Part II. The Anti-Materialist Project of “The Bourgeois Era”
It is a materialist prejudice common in scholarship from 1890 to 1980 that economic results must have economic causes. But ideas caused the modern world. The point can be made by looking through each of the materialist explanations, from the “original accumulation” favored by early Marxist historians to the “new institutionalism” favored by late Samuelsonian economists. The book present does so, and finds them surprisingly weak. The residual is ideas, in particular the Bourgeois Revaluation of the 17th and 18th centuries in northwest Europe. The argument takes six books, constituting a full-scale defense of capitalism.

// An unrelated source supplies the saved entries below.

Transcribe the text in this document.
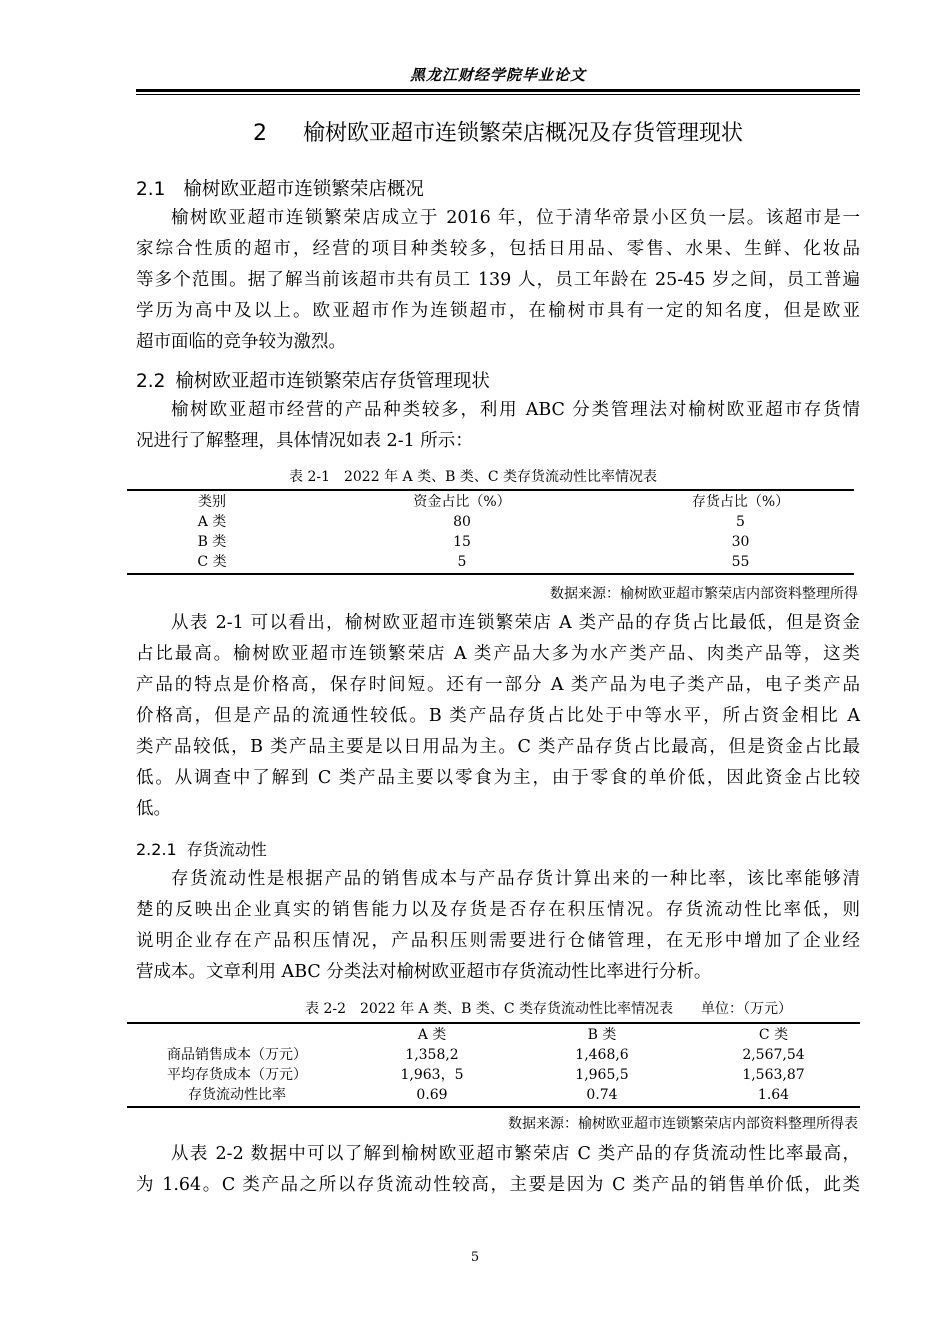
黑龙江财经学院毕业论文
2 榆树欧亚超市连锁繁荣店概况及存货管理现状
2.1 榆树欧亚超市连锁繁荣店概况
榆树欧亚超市连锁繁荣店成立于 2016 年，位于清华帝景小区负一层。该超市是一
家综合性质的超市，经营的项目种类较多，包括日用品、零售、水果、生鲜、化妆品
等多个范围。据了解当前该超市共有员工 139 人，员工年龄在 25-45 岁之间，员工普遍
学历为高中及以上。欧亚超市作为连锁超市，在榆树市具有一定的知名度，但是欧亚
超市面临的竞争较为激烈。
2.2 榆树欧亚超市连锁繁荣店存货管理现状
榆树欧亚超市经营的产品种类较多，利用 ABC 分类管理法对榆树欧亚超市存货情
况进行了解整理，具体情况如表 2-1 所示：
表 2-1　2022 年 A 类、B 类、C 类存货流动性比率情况表
类别	资金占比（%）	存货占比（%）
A 类	80	5
B 类	15	30
C 类	5	55
数据来源：榆树欧亚超市繁荣店内部资料整理所得
从表 2-1 可以看出，榆树欧亚超市连锁繁荣店 A 类产品的存货占比最低，但是资金
占比最高。榆树欧亚超市连锁繁荣店 A 类产品大多为水产类产品、肉类产品等，这类
产品的特点是价格高，保存时间短。还有一部分 A 类产品为电子类产品，电子类产品
价格高，但是产品的流通性较低。B 类产品存货占比处于中等水平，所占资金相比 A
类产品较低，B 类产品主要是以日用品为主。C 类产品存货占比最高，但是资金占比最
低。从调查中了解到 C 类产品主要以零食为主，由于零食的单价低，因此资金占比较
低。
2.2.1 存货流动性
存货流动性是根据产品的销售成本与产品存货计算出来的一种比率，该比率能够清
楚的反映出企业真实的销售能力以及存货是否存在积压情况。存货流动性比率低，则
说明企业存在产品积压情况，产品积压则需要进行仓储管理，在无形中增加了企业经
营成本。文章利用 ABC 分类法对榆树欧亚超市存货流动性比率进行分析。
表 2-2　2022 年 A 类、B 类、C 类存货流动性比率情况表　　单位：（万元）
	A 类	B 类	C 类
商品销售成本（万元）	1,358,2	1,468,6	2,567,54
平均存货成本（万元）	1,963，5	1,965,5	1,563,87
存货流动性比率	0.69	0.74	1.64
数据来源：榆树欧亚超市连锁繁荣店内部资料整理所得表
从表 2-2 数据中可以了解到榆树欧亚超市繁荣店 C 类产品的存货流动性比率最高，
为 1.64。C 类产品之所以存货流动性较高，主要是因为 C 类产品的销售单价低，此类
5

One is already published (The Bourgeois Virtues: Ethics for an Age of Commerce 2006), and this is volume 2. Volume 3 will explore exactly how the Revaluation occurred, first in Holland and then by imitation in England, Scotland, Pennsylvania, and the world. Volume 4 explores the balance of interest (Max U) and language in explaining the Industrial Revolution and its longer-term consequences; volume 5 explains why the clerisy of elite artists and intellectuals turned against innovation after 1848; and volume 6 asks which of the present-day complaints about free-market economies has merit. Since the sestet (“The Bourgeois Era”) is a defense, one can expect not to find arguments that globalization is bad for the poor, or that innovation has destroyed the environment. Both left and right are suspicious of the modern world, often for the same reasons. “The Bourgeois Era” argues that both are mistaken: that innovation has elevated people, in more than goods alone.

Dr. McCloskey,
I am deeply sympathethic to your attempt at a meaningful retrieval of the practices of innovation and bourgeois values that form the basis of the Modern world. You are also right to wish a pox on both the houses of the left and right.
I think though that you may have misinterpreted Holmes’ remarks on eugenics. Holmes, at least in my readings appears to be an allyto your cause. A stauch defender of the “marketplace of ideas” as well as against all tawdry moralizing about Truth with a capital “T”.
Holmes is often a controversial figure precisely becasue the comments tend to be taken out of context. His views are much closer to Sir Isaiah Berlin’s than to any eugenicist.
He is of particular interest because he was a supporter of freedom of contract and disliked intensely the attempts by judges to assume that a robe was equal to the mantle of Truth.
Even so, this is a minor quibble. I very much look forward to such a worthwhile project. Anything that would bring back a Knightian sense of humanistic activity to economics and a reinvigoration of the rehtorical world-view is to be lauded. It is a return to the Chicago School but a generation earlier than commonly thought.
Written by Ujjval Vyas on August 8th, 2009.Dear Mr. Vyas,
Thanks for your support. We Knightians need to stick together!
As to Holmes and eugenics. Well, have a look at Al Alschuler’s intellectual biography of the great man.